O sociólogo e jornalista americano Tom Mueller passou o último triênio
entrevistando cerca de 200 agentes e ex-agentes públicos americanos que
denunciaram, por vias legais na maioria dos casos, comportamentos inadequados, condutas impróprias de
superiores e corrupção institucional em órgãos estatais.
O resultado de seu empenho? Mueller
diz: "as pessoas costumam torcer pelos denunciantes em filmes de Hollywood,
mas não enxergam a destruição que acontece de fato na vida deles."
Por que os denunciantes delatam?
Muitos denunciantes, incluindo os liga- dos
a agências de Segurança Nacional (...) eram membros da mesma espécie: a de
pessoas com consciência, que enxergam que alguma coisa está errada, não se conformam
com a corrupção institucional e se sacrificam para denunciar aquilo, por meios
legais e institucionais, não para promoção individual.

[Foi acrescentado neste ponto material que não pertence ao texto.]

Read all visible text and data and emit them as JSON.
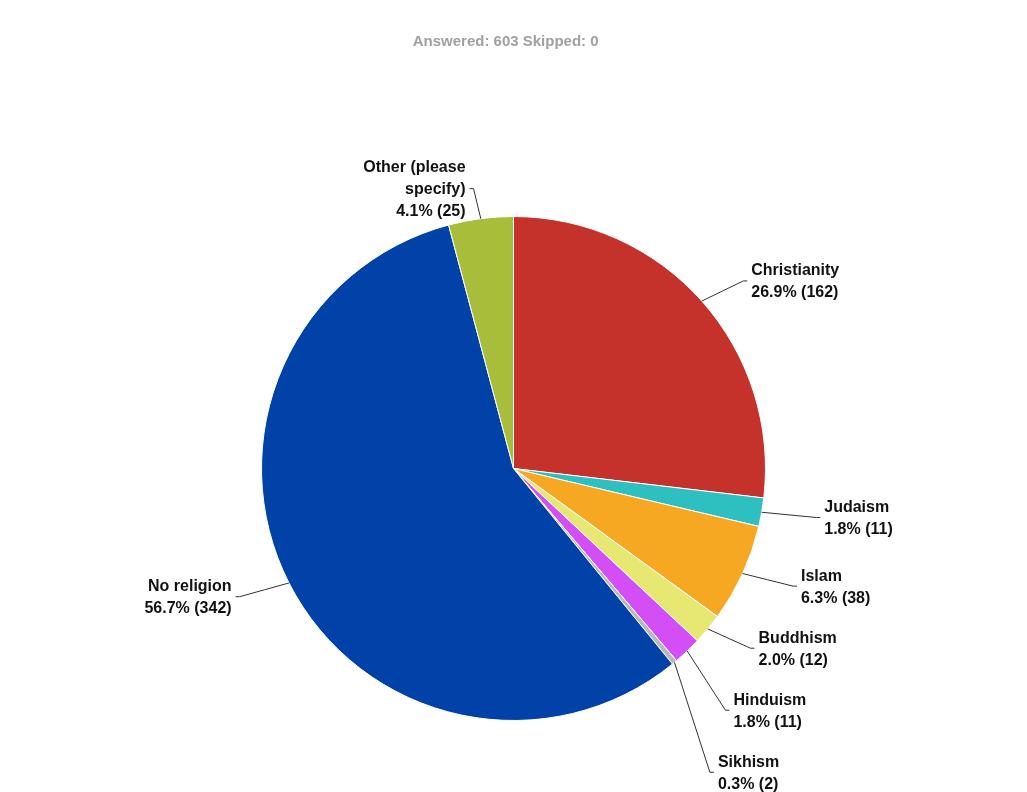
{
  "chart_data": {
    "type": "pie",
    "title": "Answered: 603     Skipped: 0",
    "categories": [
      "Christianity",
      "Judaism",
      "Islam",
      "Buddhism",
      "Hinduism",
      "Sikhism",
      "No religion",
      "Other (please specify)"
    ],
    "values": [
      162,
      11,
      38,
      12,
      11,
      2,
      342,
      25
    ],
    "value_labels": [
      "26.9% (162)",
      "1.8% (11)",
      "6.3% (38)",
      "2.0% (12)",
      "1.8% (11)",
      "0.3% (2)",
      "56.7% (342)",
      "4.1% (25)"
    ],
    "colors": [
      "#c4322b",
      "#2ec0c0",
      "#f6a823",
      "#e6e872",
      "#d34ff5",
      "#b8b8c0",
      "#0042a8",
      "#a8bd3a"
    ]
  }
}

O senhor disse que essa é uma
categoria rara de seres humanos. Por
quê?
"A maioria de nós, quando
nos deparamos com um caso hipotético, achamos que fariamos a coisa certa, assim
como os denunciantes. Mas quando estamos
dentro de uma equipe forte e unida, por ordem de um líder carismático, a maioria
não tem a clareza de pensamento ou a força de caráter para resistir às ações do
grupo e fazer a coisa certa. A maioria não entende as terríveis perdas que os
denunciantes sofrem."
"Quais são as consequências
do ato de denunciar?"
"Todos os 200 denunciantes que
entrevistei sofreram terríveis consequências
por seus atos de consciência. Perderam seus empregos, seu patrimônio, sua vida
pessoal ficou esfacelada, foram perseguidos, presos e denunciados. Desde o
início da denúncia nos EUA, os denunciantes do governo que colocam seu nome e
rosto em suas revelações não se saíram bem, sobretudo os da comunidade de
inteligência. Eles são tipicamente manchados pela mídia, processados e
demitidos.
"Exemplos?"
"Inúmeros. Patrick Eddington, um ex-agente da CIA
que revelou que sua agência e os militares estavam encobrindo a exposição dos
soldados americanos a toxinas, durante a Guerra do Iraque de 1991, foi processado
e teve sua casa invadida por agentes do FBI, Por uma década, não conseguiu
emprego. Eddington voltou ao serviço público, mas constitui exceção. Em 2007,
quatro altos funcionários da Agência de Segurança Nacional denunciaram, por
meio de canais oficiais, fraudes e má conduta na agência que facilitaram os
ataques de onze de setembro. Foram identificados, tiveram suas casas invadidas
por agentes do FBI e suas vidas pessoais devassadas, foram ameaçados de
processos e tiveram as carreiras no serviço público encerradas. O Departamento
de Justiça de Barack Obama empregou
de forma agressiva a Lei de Espionagem para processar funcionários que
compartilhem informações confidenciais
com jornalistas, em alguns casos considerando os próprios jornalistas como
co-conspiradores.
"O senhor defende
que o ato de denunciar é um dos alicerces da democracia nos Estados Unidos. Por
quê? "
Os Pais fundadores desta nação são os exemplos
clássicos de denunciantes. Eles agiram
para denunciar a Coroa britânica e deixaram gravados na Constituição a proteção
e até o incentivo da denúncia. Os
fundadores trataram os denunciantes com grande respeito e aprovaram leis que os
protegiam. Os próprios fundadores se comportaram como denunciantes. Pense
nisso: eles, conscientemente e sob enorme risco, negaram a autoridade de seu
divino monarca, o rei George III, para seguir uma autoridade superior: Verdade
e Justiça. Eles quebraram sua lealdade à
Mâe Grã-Bretanha para seguir lealdades mais altas à sua nova Nação e à
Humanidade. Eles acreditavam na importância soberana do indivíduo e consciência individual. Eles afirmaram não só o direito, mas também o
dever de cada individuo de revelar irregularidades que coloquem o público em
perigo. Para mim, isso é um evidente comportamento de denunciante.